イシケナルの言葉に少し思考がフリーズしてしまった。ただの「小娘」呼びをしておきながら、ガテン系の代名詞のような「戦い」に手を貸せと?
「公爵様?わたし、何の戦闘経験も指揮経験もない王立貴族学園在籍中の、ただの小娘なんですけど?」
「それがどうした。継承者だろう?」
「は??」
「何だ?」
コノヒトハ ナニヲ イッテイルノダロウ?と、互いに睨み合っていると、またオルフェンズの腕が背後から伸びて来て、今度こそがっしり両腕でホールドされた。
「紫の小僧。桜の君に勝手をすることは認めん。」
「なんだ!?貴様‥‥いや、蓬萊の玉の枝の――だったか?」
今度はイシケナルと、わたしの背後にぴたりとくっついているオルフェンズが睨みあっているのだろう。わたしを間に挟んでしばしの沈黙が続く。
「銀の!くっつき過ぎじゃない!?」
「赤いのこそ、この大ネズミを何とかすべきではないですか。鬱陶しくて仕方ありませんよ。」
「お姉さまは誰のものでもありません!貴方達こそ僕たちよりずっと年上のくせに、少しは自重を覚えたらどうですか?!」
緊急事態中だよね?話す内容だけ聞いていたら脳内お花畑か?!って言うか衛士や使用人が大勢居る中こんな会話をしてるなんて‥‥いや、居たたまれないわ!
「オルフェは確かに距離が近すぎ。他人との距離感をもう少し考えて。ハディス様は隠し事が多すぎて今一つ信頼しきれません。イシケナル様は勝手が過ぎます。他人の事をもう少し考えてください。」
だから、わたしにあんまり構わないでー!との思いを込めて言ってみる。
「ふん、私は王家に連なる公爵家の当主だ。
「面倒な。あくまで桜の君に関わる気か。ならば――。」
『ぢぢっ!!』
目の前に微かに白銀に輝く粒子現れたと思ったら、大ネズミが騒いでオルフェンズの顔に飛び付き、さすがにオルフェンズも慌てて払い除けようとする。触れないけどね。お陰で拘束は外れて、白銀の紗は降りずに霧散した。
「お姉さま!」
「セレネ嬢!」
「「こっち!!」」
ヘリオスとハディスが慌てた様に私の腕を引いて、オルフェンズから距離を取りつつ2人の間に隠された。
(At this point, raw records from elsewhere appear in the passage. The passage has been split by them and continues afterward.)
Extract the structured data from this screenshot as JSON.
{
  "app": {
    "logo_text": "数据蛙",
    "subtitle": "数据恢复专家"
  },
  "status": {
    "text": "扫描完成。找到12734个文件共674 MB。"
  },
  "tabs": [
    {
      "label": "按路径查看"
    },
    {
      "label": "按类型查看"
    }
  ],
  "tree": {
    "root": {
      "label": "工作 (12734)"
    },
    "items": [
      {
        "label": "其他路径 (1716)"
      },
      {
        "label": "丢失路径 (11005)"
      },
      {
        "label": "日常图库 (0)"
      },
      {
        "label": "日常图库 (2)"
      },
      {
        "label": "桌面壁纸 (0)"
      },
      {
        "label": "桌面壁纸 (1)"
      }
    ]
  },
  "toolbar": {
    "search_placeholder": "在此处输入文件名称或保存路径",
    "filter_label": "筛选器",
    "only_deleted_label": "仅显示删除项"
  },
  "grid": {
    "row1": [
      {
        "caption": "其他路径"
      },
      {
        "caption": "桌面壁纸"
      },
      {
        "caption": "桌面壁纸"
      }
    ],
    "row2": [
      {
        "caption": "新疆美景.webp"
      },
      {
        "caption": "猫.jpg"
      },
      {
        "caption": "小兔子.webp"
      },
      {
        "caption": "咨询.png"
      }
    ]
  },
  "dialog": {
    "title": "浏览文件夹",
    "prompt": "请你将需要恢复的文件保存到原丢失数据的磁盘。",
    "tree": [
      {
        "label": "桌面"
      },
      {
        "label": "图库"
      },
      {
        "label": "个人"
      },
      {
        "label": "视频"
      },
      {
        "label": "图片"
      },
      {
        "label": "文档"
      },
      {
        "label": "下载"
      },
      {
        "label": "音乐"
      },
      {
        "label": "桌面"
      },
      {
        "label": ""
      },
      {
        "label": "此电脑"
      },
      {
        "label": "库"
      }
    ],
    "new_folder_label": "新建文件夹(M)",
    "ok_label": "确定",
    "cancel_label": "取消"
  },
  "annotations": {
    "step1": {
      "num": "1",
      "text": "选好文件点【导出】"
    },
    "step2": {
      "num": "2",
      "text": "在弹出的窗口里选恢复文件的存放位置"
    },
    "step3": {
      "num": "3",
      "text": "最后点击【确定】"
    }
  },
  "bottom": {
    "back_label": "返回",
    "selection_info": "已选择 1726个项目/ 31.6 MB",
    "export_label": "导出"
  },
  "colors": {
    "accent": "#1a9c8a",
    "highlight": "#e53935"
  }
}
「蓬萊の玉の枝のに邪魔をされると手出しが難しかったが、妨害してくれたのは有難い。私がその小娘を貰い受けようか。」
「お姉さまに敵対しないって約束したではありませんか!」
「敵対ではない。協力してもらうだけだ。」
そう言いつつ、紫色の魔力を全身から噴出するのは何でかな!?魅了する気、満々じゃない!ただ働きさせる気、満々じゃない!それにヘリオスまで巻き込む気!?冗談じゃないわ!!
「あんまり僕の事を甘く見られるのは、納得いかないんだけどね。」
ハディスが深い赤――緋色の魔力を全身に纏い、おもむろに右足を後方へ振り上げて、ボールを蹴るみたいに弧を描きながら勢い良く前へ突き出す。
ガゴンッッ、ゴッ
堅い、硬い、鈍い音がして、大きな石の固まりがハディスの足元からイシケナルをかすめる様に飛んで行ったけど、あれってもしかしてこの大理石っぽい床を砕いたの!?
「ちぃっ!」
イシケナルは咄嗟に魔力を止めて顔の前に両腕を組む防御の姿勢を取り、衛士や執事がその前に身体を投げ出して彼を守ろうとしている。けれど、ハディスの蹴った床石は、既に正面の壁にめり込んでいる。人間離れした力技だけど、紫色の魔力を物理ではね除けられるなんて凄いわ!わたしに真似出来ない方法なのが残念だけど。
「継承者の手が要るなら僕が協力する。王都の隣の騒ぎだし、放っておくことも出来ないからね。僕の力は見ての通りだけど、どうする?」
怒っているはずのハディスが、張り付けた貴族らしい笑みをイシケナルに向けると、若干顔色を悪くしながら「ご助力‥‥有難く頂戴する。」と絞り出すように言った。良かった、これでわたしは紫色の魔力を向けられることも無く、晴れて自由よね!それなら。
「今までに無い行動を取るトレント‥‥気になるんだけど離れて見て良い?」
新たな素材――いえ、新種や亜種の魔物かも!?とちょっぴりワクワクしながら、怒らせると怖いヘリオス、ハディスを中心にそろりと表情を伺い見てみる。
「駄目です。駄目に決まっているでしょ、お姉さま!?」
「一方的な討伐じゃなくて戦闘だからねー?危険だよ。」
あっさり却下された。うぬぅー。
「桜の君のご要望を叶えるためなら、この私の魔力などどれだけでもご提供して差し上げますよ。」
「銀の、止めてよ。さっきの話の後だよ?セレネ嬢、君と銀のを2人きりにしたら何年も先に連れ去られちゃうよ。」
「それは困ります!僕もお姉さまに付いていきます」
「なら俺も付いていこう。他の継承者と言うのにも興味があるからな」
ちょっと見てみたかっただけなのに、どんどん人が増えて、ギリムまで参加表明してきちゃった!まぁ、良いんじゃないかなぁ。沢山いた方が心強いし?なんとなくワクワクして来ちゃうのは不謹慎かな。
「バンブリア生徒会長、学園長として言うなら砦を見に行くことは勧めん。元この領地を護る公爵としては一人でも多くの継承者や、継承者候補が来る事は有り難いが、15歳の男爵令嬢セレネ・バンブリア個人を思うなら、戦闘など見ない方が良いと断言しよう。後悔することになるぞ。」
そんな風に浮かれるわたしに、学園長が深刻そうな表情で伝えてくれた言葉を、その時のわたしはよく理解すること無く、急かすイシケナルに気を取られてシンリ砦へ向かってしまった。